L'INVITÉ CLASSIQUE DE BLAH BLAH THEMA

RENE AUBRY

"HYMNE À L'AMOUR"

René Aubry : un nom bien sonnant, tout en simplicité.
Il en va de même pour sa musique.
Tranquillement, cet artiste discret s'est fait une place bien à part
sur l'échiquier discographique où ses
musiques de scène font figure
de pièce maîtresse.
Avec Plaisirs d'amour, le fou devient roi.

Ma biographie, c'est ma discographie, je suis un autodidacte complet : je fabrique la musique en même temps que je la compose. Le dernier album a été composé à la guitare, sinon je compose au clavier. je suis assisté par l'informatique, mais je ne suis pas un technicien pour autant. Aujourd'hui, le disque dur a remplacé le magnétophone. J'aime travailler le son avec les échantillonneurs, mais J'ai peut-être trop utilisé l'ordinateur pour ne pas retourner à des choses plus acoustiques.
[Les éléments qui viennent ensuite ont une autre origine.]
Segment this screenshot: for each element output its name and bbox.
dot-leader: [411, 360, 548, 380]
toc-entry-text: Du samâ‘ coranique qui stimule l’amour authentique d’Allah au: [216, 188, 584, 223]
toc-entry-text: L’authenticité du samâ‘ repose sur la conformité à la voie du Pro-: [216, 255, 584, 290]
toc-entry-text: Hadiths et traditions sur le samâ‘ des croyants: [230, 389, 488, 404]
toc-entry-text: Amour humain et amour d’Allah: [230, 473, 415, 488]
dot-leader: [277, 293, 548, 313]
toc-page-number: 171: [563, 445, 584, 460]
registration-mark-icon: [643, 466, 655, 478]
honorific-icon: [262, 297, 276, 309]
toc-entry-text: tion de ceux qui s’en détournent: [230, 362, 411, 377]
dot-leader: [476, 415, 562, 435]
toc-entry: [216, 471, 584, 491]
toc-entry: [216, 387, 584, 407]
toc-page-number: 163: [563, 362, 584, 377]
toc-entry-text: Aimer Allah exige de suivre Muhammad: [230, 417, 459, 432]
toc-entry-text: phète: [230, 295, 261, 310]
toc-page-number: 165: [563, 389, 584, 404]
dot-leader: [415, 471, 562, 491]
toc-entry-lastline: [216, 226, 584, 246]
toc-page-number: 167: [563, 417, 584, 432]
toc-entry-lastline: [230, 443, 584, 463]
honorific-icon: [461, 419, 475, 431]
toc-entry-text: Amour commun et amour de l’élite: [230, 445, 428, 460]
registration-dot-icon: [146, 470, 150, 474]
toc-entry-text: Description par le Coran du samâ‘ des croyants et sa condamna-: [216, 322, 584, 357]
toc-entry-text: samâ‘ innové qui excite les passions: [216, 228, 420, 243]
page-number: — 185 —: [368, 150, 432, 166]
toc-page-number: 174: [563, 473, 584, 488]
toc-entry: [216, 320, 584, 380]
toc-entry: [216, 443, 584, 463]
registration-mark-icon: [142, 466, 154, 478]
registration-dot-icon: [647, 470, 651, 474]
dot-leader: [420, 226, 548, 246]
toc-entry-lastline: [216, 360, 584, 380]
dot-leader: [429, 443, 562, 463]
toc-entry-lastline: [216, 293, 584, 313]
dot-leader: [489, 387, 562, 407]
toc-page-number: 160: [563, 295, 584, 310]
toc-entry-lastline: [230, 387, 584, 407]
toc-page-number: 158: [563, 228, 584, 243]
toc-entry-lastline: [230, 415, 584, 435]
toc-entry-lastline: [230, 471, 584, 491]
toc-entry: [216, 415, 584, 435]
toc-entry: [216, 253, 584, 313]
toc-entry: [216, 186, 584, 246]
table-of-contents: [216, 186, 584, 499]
Une nouvelle musique pour la danse

A quinze ans, j'ai acheté une guitare et j'ai commencé à jouer, comme tout le monde! J'ai appris avec des tablatures parce que je ne savais pas lire la musique. J'étais dans les Vosges, je suis venu à Paris pour devenir musicien, mais c'était plus dur que ce que j'avais imaginé. Alors j'ai fait différents petits boulots, souvent dans le théâtre et les spectacles. J'ai été engagé sur une tournée de Carolyn Carlson comme régisseur et j'ai découvert le monde de la danse. Une nouvelle musique, purement instrumentale, s'est offerte à moi à cette occasion. Carolyn travaillait à l'époque avec John Surman et sa musique m'a profondément marqué. J'ai fait écouter mes maquettes et tout est parti de là : ma première musique pour Carolyn date de 1978, de nombreuses autres ont suivi. J'ai passé trois ans à Venise avec elle, pour trois nouvelles créations. A mon retour à Paris est sorti mon premier disque, un auto-produit. je le vendais à la fin des spectacles et à la Fnac. Un deuxième vinyl s'est vite transformé en CD, Libre-parcours, qui marquait également le début de ma collaboration avec Philippe Genty.

Plaisirs d'amour

Je n'avais jusqu'à présent pas eu le temps de me consacrer pleinement à "ma" musique. Il y avait toujours un support derrière : un spectacle. A chaque fois, J'ai pensé qu'il y avait suffisamment de matière, même dans mes deux musiques de films, pour faire un album cohérent. A chaque fois, j'ai réarrangé, remixé, retravaillé les morceaux pour que le disque forme un tout, qui peut s'écouter sans support. Il y a trois ans, pour la première fois, j'ai pu dégager assez de temps pour me consacrer uniquement à un album personnel. Plaisirs d'amours est le fruit de plusieurs mois de travail et le reflet de mon état d'esprit, de ma vie, pendant cette période. C'est aussi le retour volontaire à la guitare. Le ton est volontiers intimiste, simple, classique. Mes mélodies sont moins répétitives qu'à mes débuts, je me suis même permis de reprendre une chanson de Brassens, Le Vent. J'ai envie d'inclure systématiquement des musiciens à mes morceaux, de pouvoir les jouer en concert avec un petit groupe acoustique. Mais ce n'est pas toujours facile. Si j'ai une nouvelle musique de film à composer, il y a de fortes chances que je réactive mes samplers. je fabrique moi-même mes échantillons sonores et j'aime travailler la matière sonore ainsi créée.